The appeals panel, in an unpublished order delivered by Justice Bruce Stewart, rejected the county’s arguments and affirming McGlynn’s decision in favor of Graves. Justices Stephen Spomer and Richard Goldenhersh concurred.
In the court’s analysis, Stewart wrote that the court in Krohe v. City of Bloomington (2003) held that “catastrophic injury” is synonymous with an injury that results in a line-of-duty disability under the state’s Pension Code.
In order prove a line-of-duty disability, Stewart wrote that the Pension Code requires the claimant to show he is disabled from service and that his disability was caused by an injury that occurred or results from an act of duty.
Because the parties had stipulated that Graves had suffered a line-of-duty accident and was disabled, Stewart wrote that “the sole issue was whether there was a causal connection between Mr. Graves’ injury and his disability.”

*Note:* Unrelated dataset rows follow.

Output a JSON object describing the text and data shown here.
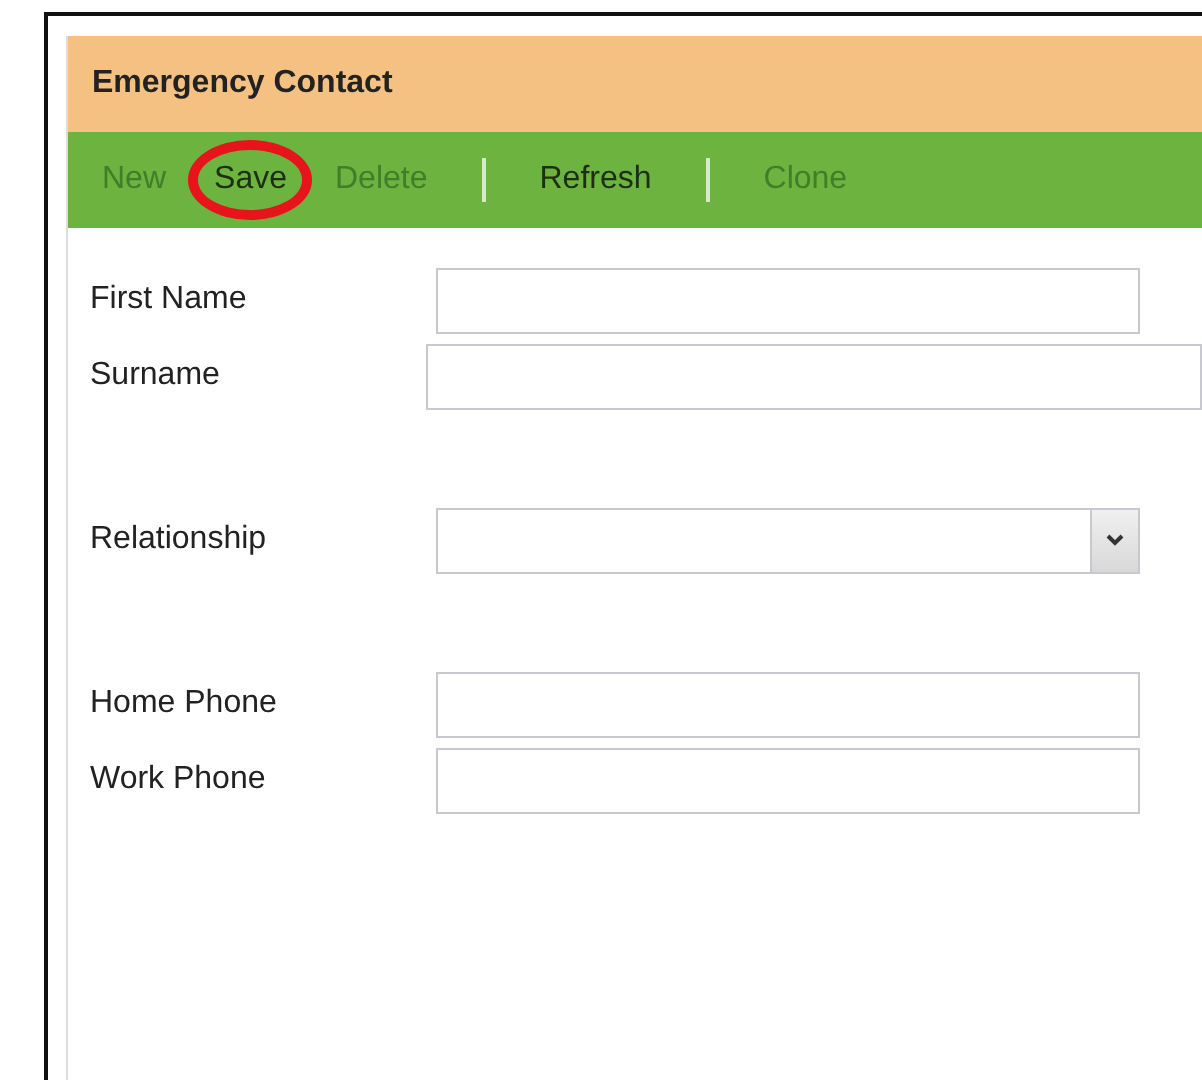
{
  "panel": {
    "title": "Emergency Contact"
  },
  "toolbar": [
    {
      "kind": "action",
      "label": "New",
      "disabled": true,
      "highlighted": false
    },
    {
      "kind": "action",
      "label": "Save",
      "disabled": false,
      "highlighted": true
    },
    {
      "kind": "action",
      "label": "Delete",
      "disabled": true,
      "highlighted": false
    },
    {
      "kind": "separator"
    },
    {
      "kind": "action",
      "label": "Refresh",
      "disabled": false,
      "highlighted": false
    },
    {
      "kind": "separator"
    },
    {
      "kind": "action",
      "label": "Clone",
      "disabled": true,
      "highlighted": false
    }
  ],
  "field_groups": [
    [
      {
        "label": "First Name",
        "kind": "text",
        "wide": false
      },
      {
        "label": "Surname",
        "kind": "text",
        "wide": true
      }
    ],
    [
      {
        "label": "Relationship",
        "kind": "select",
        "wide": false
      }
    ],
    [
      {
        "label": "Home Phone",
        "kind": "text",
        "wide": false
      },
      {
        "label": "Work Phone",
        "kind": "text",
        "wide": false
      }
    ]
  ]
}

To do that, Stewart wrote for the panel, the claimant doesn’t need to prove that the duty-related accident was the sole cause of his disability, but rather “that the accident is a causative factor contributing to his disability.”
“It was not against the manifest weight of the evidence for the circuit court to conclude that there was a causal connection between Mr. Graves' October 3, 2006, injury and his disability and that he suffered a catastrophic injury within the meaning of the Benefits Act,” Stewart wrote.
The unpublished order did not list the attorneys who represented Graves or the county.